IIRC Joad Nacer says he is using a hash table for this (again, essentially identical) task on highload.fun[1]. This was sort if surprising for the other competitors because the top couple solutions below that one use some variety of bloom filter instead.
0: https://easyperf.net/blog/2022/05/28/Performance-analysis-an...
1: https://highload.fun/tasks/2/leaderboard
When it comes to custom hash tables, I always remember this video [0] by Strager about implementing the perfect hash table and hash function. Fascinating insights and perf hints.
[0]: https://youtu.be/DMQ_HcNSOAI
Gosh, ant thnx for sharing. Hope this would never become a mainstream during coding interview. Imaging - please list top 10 hash table implementations and its time and space complexity
The main takeaway is that 1 billion rows is just not that much nowadays.
A corollary is 'postgres is really all you need' unless you have irrefutable proof it isn't.
Modern hardware has really impressive speed. A single core of my not-so-new M2 laptop can decompress data at more than 4 GB/s using lz4. Sometimes I wonder where all that performance goes, eg when waiting for Slack to open ;)
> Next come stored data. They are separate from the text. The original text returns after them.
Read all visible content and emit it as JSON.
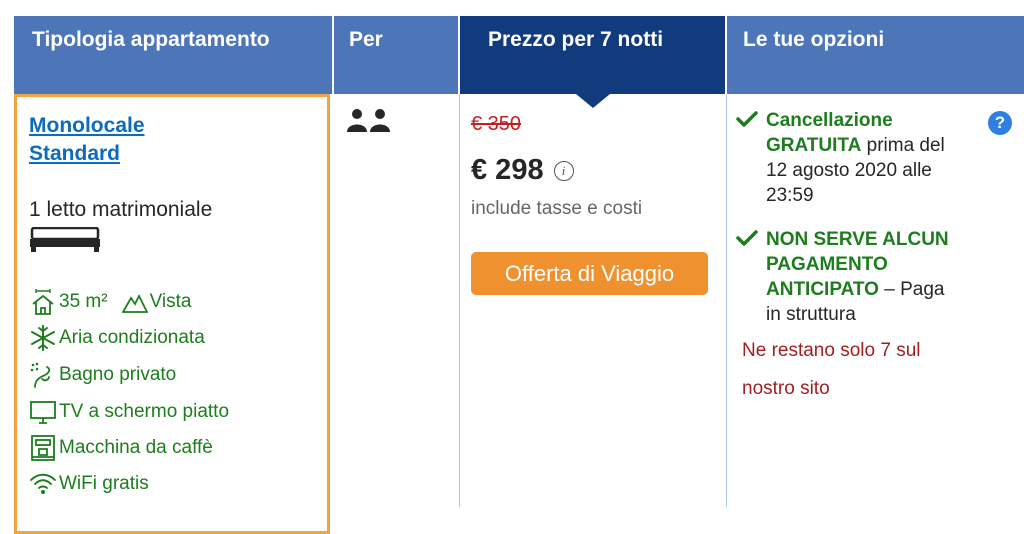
{
  "header": {
    "col_type": "Tipologia appartamento",
    "col_per": "Per",
    "col_price": "Prezzo per 7 notti",
    "col_options": "Le tue opzioni"
  },
  "room": {
    "title_line1": "Monolocale",
    "title_line2": "Standard",
    "bed": "1 letto matrimoniale",
    "bed_icon": "double-bed-icon",
    "facilities": [
      {
        "icon": "room-size-icon",
        "label": "35 m²"
      },
      {
        "icon": "mountain-view-icon",
        "label": "Vista"
      },
      {
        "icon": "snowflake-icon",
        "label": "Aria condizionata"
      },
      {
        "icon": "shower-icon",
        "label": "Bagno privato"
      },
      {
        "icon": "tv-icon",
        "label": "TV a schermo piatto"
      },
      {
        "icon": "coffee-machine-icon",
        "label": "Macchina da caffè"
      },
      {
        "icon": "wifi-icon",
        "label": "WiFi gratis"
      }
    ]
  },
  "occupancy": {
    "icon": "two-persons-icon"
  },
  "price": {
    "old": "€ 350",
    "current": "€ 298",
    "info": "i",
    "taxes": "include tasse e costi",
    "deal_badge": "Offerta di Viaggio"
  },
  "options": {
    "cancel_bold_1": "Cancellazione",
    "cancel_bold_2": "GRATUITA",
    "cancel_rest_1": " prima del",
    "cancel_rest_2": "12 agosto 2020 alle",
    "cancel_rest_3": "23:59",
    "prepay_bold_1": "NON SERVE ALCUN",
    "prepay_bold_2": "PAGAMENTO",
    "prepay_bold_3": "ANTICIPATO",
    "prepay_rest_1": " – Paga",
    "prepay_rest_2": "in struttura",
    "urgency_1": "Ne restano solo 7 sul",
    "urgency_2": "nostro sito",
    "help": "?"
  },
  "colors": {
    "header_blue": "#4d76b8",
    "header_dark": "#123b7e",
    "highlight_orange": "#f4a342",
    "green": "#1e7d1e",
    "red": "#cc1b1b"
  }
}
> eg when waiting for Slack to open ;)
Run a Wireshark capture while opening slack, those ~30ms round trips add up
Most people seriously underestimate how much power there is in a modern Intel/ARM server.
Many businesses think "we have a lot of products". Nope, even when you have more than a million products we can load all of them into RAM, even with 4 KB of memory allocate to each product.
So a million products is small business from a "load into RAM" perspective. Easily handled on a single server.
It's not that much, but it's also not nothing. The input file of the challenge was very narrow, just a relatively short text column and a numeric value. It still is >13 GB uncompressed; an actual table with a few more columns with 1B rows will easily be beyond 100 GB. And chances are it's not the only table in your database, so it won't fit into RAM of most common database machines. I.e. still a non-trivial dataset in most contexts.
> an actual table with a few more columns with 1B rows will easily be beyond 100 GB
Especially if you need to have supplementary indexes to support common queries on that data.
There should be a book about Java perf / hacks derived from this challenge. I'd buy it fore sure.
I think most of the optimizations were pretty low level and had nothing to do with Java itself. You could implement the same techniques in any other (compiled) language and get similar performance results. Things like cache locality, ILP, work stealing, multithreading, SWAR etc. In fact, the top solutions mostly used unsafe to use off-heap memory to avoid GC and copying of data.
@ThePrimeTimeagen trigger ... BRazil mentioned ...
New Go Billion Row Challenge w/ Great Optimizations | Prime Reacts
- https://www.youtube.com/watch?v=SZ1PDS7iRU8
- https://r2p.dev/b/2024-03-18-1brc-go/
Spoiler:
SwissMap: A smaller, faster Golang Hash Table
- https://www.dolthub.com/blog/2023-03-28-swiss-map/
- https://github.com/dolthub/swiss
Want to see Paul Allen's implementation in Rust, Zig, Mojo ... and even Bun.sh, Deno.com
Twice as slow as top submissions in C# and C++ which is still pretty good for Go but a likely indicator that memory here has become the major bottleneck.
https://hotforknowledge.com/2024/01/13/1brc-in-dotnet-among-...
thanx! 2.9 seconds (4.5 GB/s using .NET 8 on my Xeon Mac)
... previously https://github.com/shraddhaag/1brc
Gunnar is brilliant.
If there must be a cookie popup at all, this site is a great example of how to do it.